According to a letter dated November 19 to suppliers, company chief executive officer Anton Mauve stated that the company is highly indebted due to underperformance and is seeking ways to turn around the company’s fortunes and dismantle the chocking debt.
“I know that you are aware of difficulties that the Munali Mine has experienced over the last 12 months as it has re-commenced operations and looked to achieve a stable performance. Over this period, the operation has significantly underperformed against plan, putting immense strain on yourselves as critical suppliers and myself as an investor. As a result, Mabiza has not been able to meet its previous proposed payment plans and has been forced to operate in a hand-to-mouth manner.
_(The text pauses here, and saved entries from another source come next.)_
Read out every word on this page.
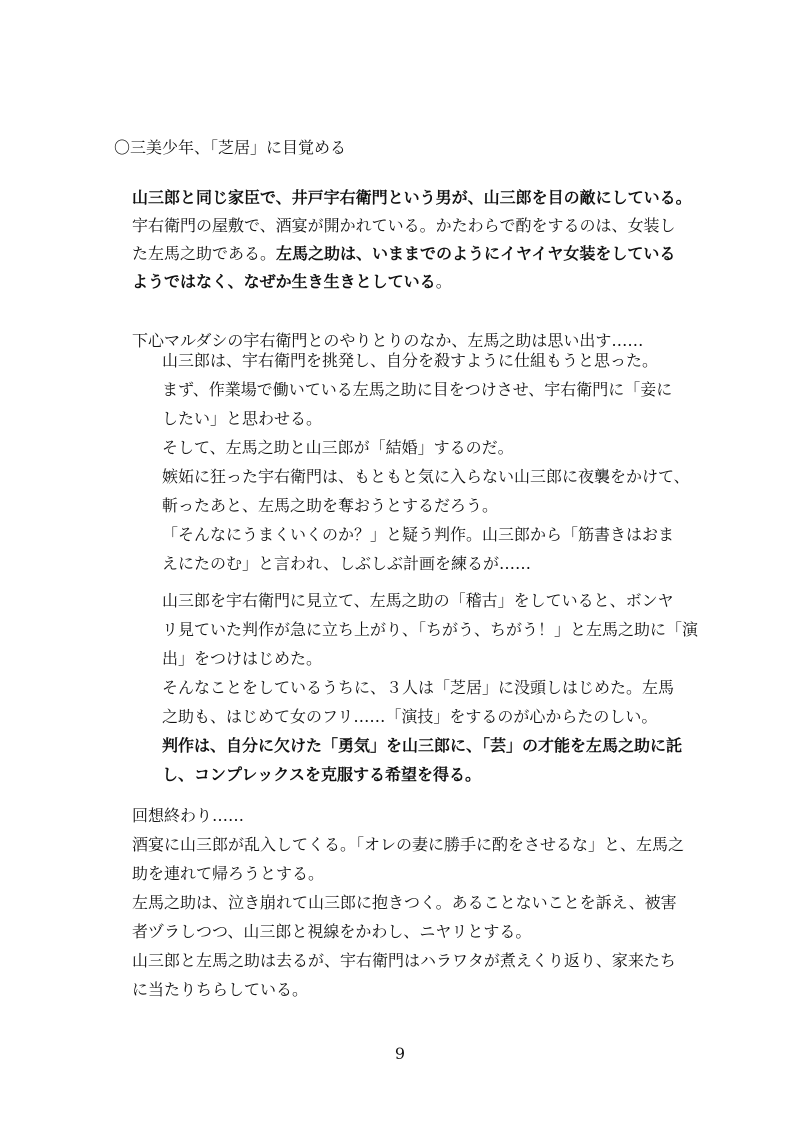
〇三美少年、「芝居」に目覚める
山三郎と同じ家臣で、井戸宇右衛門という男が、山三郎を目の敵にしている。
宇右衛門の屋敷で、酒宴が開かれている。かたわらで酌をするのは、女装し
た左馬之助である。左馬之助は、いままでのようにイヤイヤ女装をしている
ようではなく、なぜか生き生きとしている。
下心マルダシの宇右衛門とのやりとりのなか、左馬之助は思い出す……
山三郎は、宇右衛門を挑発し、自分を殺すように仕組もうと思った。
まず、作業場で働いている左馬之助に目をつけさせ、宇右衛門に「妾に
したい」と思わせる。
そして、左馬之助と山三郎が「結婚」するのだ。
嫉妬に狂った宇右衛門は、もともと気に入らない山三郎に夜襲をかけて、
斬ったあと、左馬之助を奪おうとするだろう。
「そんなにうまくいくのか？」と疑う判作。山三郎から「筋書きはおま
えにたのむ」と言われ、しぶしぶ計画を練るが……
山三郎を宇右衛門に見立て、左馬之助の「稽古」をしていると、ボンヤ
リ見ていた判作が急に立ち上がり、「ちがう、ちがう！」と左馬之助に「演
出」をつけはじめた。
そんなことをしているうちに、３人は「芝居」に没頭しはじめた。左馬
之助も、はじめて女のフリ……「演技」をするのが心からたのしい。
判作は、自分に欠けた「勇気」を山三郎に、「芸」の才能を左馬之助に託
し、コンプレックスを克服する希望を得る。
回想終わり……
酒宴に山三郎が乱入してくる。「オレの妻に勝手に酌をさせるな」と、左馬之
助を連れて帰ろうとする。
左馬之助は、泣き崩れて山三郎に抱きつく。あることないことを訴え、被害
者ヅラしつつ、山三郎と視線をかわし、ニヤリとする。
山三郎と左馬之助は去るが、宇右衛門はハラワタが煮えくり返り、家来たち
に当たりちらしている。
9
Simply put, it has not been able to service its outstanding debt, which has necessitated a further emergency injection of funds from my investors to meet the repayment schedule discussed below,” Mauve stated.
The company has also informed suppliers that it has engaged a company to restructure it in order to achieve operational excellence.
“Due to poor performance and current high-debt situation, the principal investors in the project (CE Mining) have taken operational control of the holding company CNM, with direct involvement from myself as CEO in the operation. We have put a revised, realistic plan in place to recover production and are restructuring management to ensure this plan is executed. The plan stabilises the operation at between 8 and10 tonnes of nickel production per day in a premium (10%+) concentrate and requires the mine to produce between 1500 and 2000t of ore daily (which the team has achieved since implementation). We expect to meet or exceed the plan over the next two months, creating the revenue required to meet new supply and outstanding payments…in addition, we have been working with Benedict Mackenzie to provide a credible schedule that ensures the operation can meet the repayment of outstanding debt in a realistic manner. The details of this schedule that are specific to the amount that Mabiza owes your company will be sent to you before close of business on Tuesday (November 26), and we will ensure that the company begins to regain its integrity through this process. Benedict Mackenzie are specialists in business restructuring and have been engaged by CNM to assist in this process (under Carrie James at the Munali site).”
The letter further says production at the mine has not achieved anticipated levels despite significant support and investment by the holding company CNM.
It indicated that the operation of Munali Nickel mine was not self-reliant.
But it is the payment plan that has left many suppliers worried, fearing for their companies.
The payments are proposed to be made on a quarterly basis with an increasing percentage being made available when production stabilises.
According to Mauve, the minimum amount available to all suppliers is not less than US$562,853, which would be paid in March 2020.
According to the plan, depending on how much each contractor or supplier owes, the company would start making payments of five per cent up to 50 per cent of the amount owed from December 2019 with the last payments expected to be made in September 2022.
“This is an acceptable, some companies borrowed money from lending institutions to finance our operations bearing in mind that we will be paid as per agreement of 30 days upon issuing an invoice. The contracts were signed and the completion certificates for our various services and works rendered to the mine issued, then today we are being told that monies will be paid in bits and pieces until 2022. This is an insult, we will be rendered bankrupt, some people will lose property they advanced as collateral to the banks and our workers will be on the streets,” said a supplier who asked to remain anonymous.
Another added: “The problem we have is the mines minister, he just watches as mining investors do whatever they want. If this was a black mountain, you will see the minister on TV making announcements on top of the mountain, a project that doesn’t benefit majority Zambians, but look at how many mines have mistreated Zambian suppliers and look at the minister’s response? Musukwa must be fired; he has no interest of Zambians in the mining industry. Check what has happened in Kitwe, Chingola, Solwezi and all mining towns; where is government voice?”